Düşünenler çıkıyor; çıkanlar düşüyorsa düşünmek lazım
Düşünme, düşünce üretme insanoğlunun temel ayırt edici hasletidir. Üstün olma, ödüllendirilme ve buna mukabil hesap verebilmenin yegâne kaynağı akıl ve aklın faaliyetidir.
Somut, sembolik, kalıpsal, şekilsel, ezberlenmiş ibadet, ritüel ve faaliyetler akıl olmadan bir başına soğuk, duygusuz, özsüzdürler. Yücelmeye ve gelişmeye bir başlarına hizmet etmezler.
Allah’ın yaratılışının zenginliğinin bir nişanesi olarak her insan hem aynıdır hem de her insan bir başına bir âlemdir ve asla hiçbiri bir diğeriyle birebir örtüşmez. Dolayısıyla bu yaratılış çeşitliliğindeki zenginlik bizim de çeşitliliğimiz ve zenginliğimiz olmalı.
Bu manada her insan kapasitesi oranında duygu ve düşünce üreterek “ortaklığa” bir zenginlik ve çeşitlilik katmakla mükelleftir. Kişi kapasitesi oranında mesuldür ve bu kapasiteyi kullandığı oranda Allah katında yücelir. Ayrıca yaratılıştaki çeşitlilik her bir bireyi bir kulvarda mahir kılarken aynı kulvardakilerin kapasite ve maharetleri de kendi içinde farklı olur.

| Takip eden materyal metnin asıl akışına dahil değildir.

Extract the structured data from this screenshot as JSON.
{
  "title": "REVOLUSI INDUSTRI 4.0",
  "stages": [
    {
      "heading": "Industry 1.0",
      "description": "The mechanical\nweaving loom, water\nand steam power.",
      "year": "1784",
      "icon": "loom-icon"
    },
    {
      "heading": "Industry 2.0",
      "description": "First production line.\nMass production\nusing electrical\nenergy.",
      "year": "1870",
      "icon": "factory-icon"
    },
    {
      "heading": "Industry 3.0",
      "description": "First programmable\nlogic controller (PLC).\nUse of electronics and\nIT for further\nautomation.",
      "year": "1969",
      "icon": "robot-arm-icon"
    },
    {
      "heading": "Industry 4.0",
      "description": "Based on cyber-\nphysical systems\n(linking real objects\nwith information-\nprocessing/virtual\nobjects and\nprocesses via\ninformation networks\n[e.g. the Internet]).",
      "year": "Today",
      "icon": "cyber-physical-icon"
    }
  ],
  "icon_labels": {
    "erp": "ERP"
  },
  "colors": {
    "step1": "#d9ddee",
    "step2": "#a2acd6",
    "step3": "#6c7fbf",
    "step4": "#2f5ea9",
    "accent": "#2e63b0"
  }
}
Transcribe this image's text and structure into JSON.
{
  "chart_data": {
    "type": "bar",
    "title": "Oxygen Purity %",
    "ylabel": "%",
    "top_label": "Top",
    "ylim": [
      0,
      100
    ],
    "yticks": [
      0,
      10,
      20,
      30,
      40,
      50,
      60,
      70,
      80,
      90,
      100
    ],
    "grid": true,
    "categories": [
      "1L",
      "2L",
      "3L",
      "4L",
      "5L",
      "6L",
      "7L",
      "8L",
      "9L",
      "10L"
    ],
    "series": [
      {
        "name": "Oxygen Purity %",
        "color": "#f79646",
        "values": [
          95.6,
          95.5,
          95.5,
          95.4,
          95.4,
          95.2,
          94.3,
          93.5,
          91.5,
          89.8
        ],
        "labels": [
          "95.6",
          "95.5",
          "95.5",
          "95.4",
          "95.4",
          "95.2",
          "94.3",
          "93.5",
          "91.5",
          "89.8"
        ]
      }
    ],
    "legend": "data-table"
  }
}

Bu çeşitlilik bilim, ilim, sanat, edebiyat, ticaret, ziraat, siyaset, spor, liderlik, cesaret, askerlik vb. gibi birçok kulvara ayrılır. Dolayısıyla her birey doğru kulvarda aktive olmalı/edilmeli. Bu modern eğitimin de temel prensibi haline gelmiştir. İşte o zaman çeşitlilik zengin olur. Aksi halde sanatkâra askerlik yaptırmaya kalkışırsanız hem bir sanatkârı hem de bir askeri kaybedersiniz. Ziraata yatkın olandan tornacı çıkarmaya kalkışırsanız ortaya “zirto” çıkar.
Yapıların çemberi korunmacı refleksle daraltıldıkça ya da statik kaldıkça “genişleyen düşünceler” çemberin çeperlerinde gezinerek bir genleşme; değilse bir gedik açma çabasına girerler. O nedenle yapıların çemberi düşünce üretenlerin çapı kadar genişlemeli ve daimi bir genişliğe amade olmalı; ya da “çapları düşünceleri kadardır çemberlerinin” dersiniz.
Dar çemberlere hapsolmak büyümenin ve çoğalmanın da yollarını daraltır.
Her ne kadar her bir insan farklı bir meziyette yaratılmışsa da bunlardan tarihe damgasını vuranlar genellikle sosyolojiye dair fikir, düşünce üretenler olmuştur. Atom bombasını bulan değil ona tahakküm edenler yol haritasını çizmişlerdir.
Bu nedenle partiler, camialar, tarikatlar, dernekler ve devletler genellikle düşünce üretenlerle problem yaşamışlardır. Bunlar da statüko ile çatışmışlardır genellikle. Çemberlerini genişletmeyenler çemberin dışına çıkan mütefekkirlerle uğraşmak zorunda kalıyorlar çoğu zaman.
Benim esas ilgimi çeken husus ise şu; evet biz çemberde tutamıyoruz belki ama çemberden çıkanların çoğu da “düşüyor” maalesef. Nerdeyse çıkanların çoğu “çemberin darlığına” meşruiyet kazandıracak kadar boşlukta debelenip duruyor. Debelendikçe savruluyorlar. Savruldukça “zeminsiz” ve “sınırsız” boşluğu “derinlik” ve “özgürlük” telakki ediyorlar. Ölçüsüzlük ölçü; sınırsızlık sınır oluyor bu çeperden atlayıp çıkanlar için.
Sonra bir taraftan onlara bakıp bakıp hayıflanıyor; diğer taraftan çembere bakıp bakıp daralıyoruz.
Bence genişliğimiz henüz kurulmamış hayallerimizin sınırları kadar olmalı.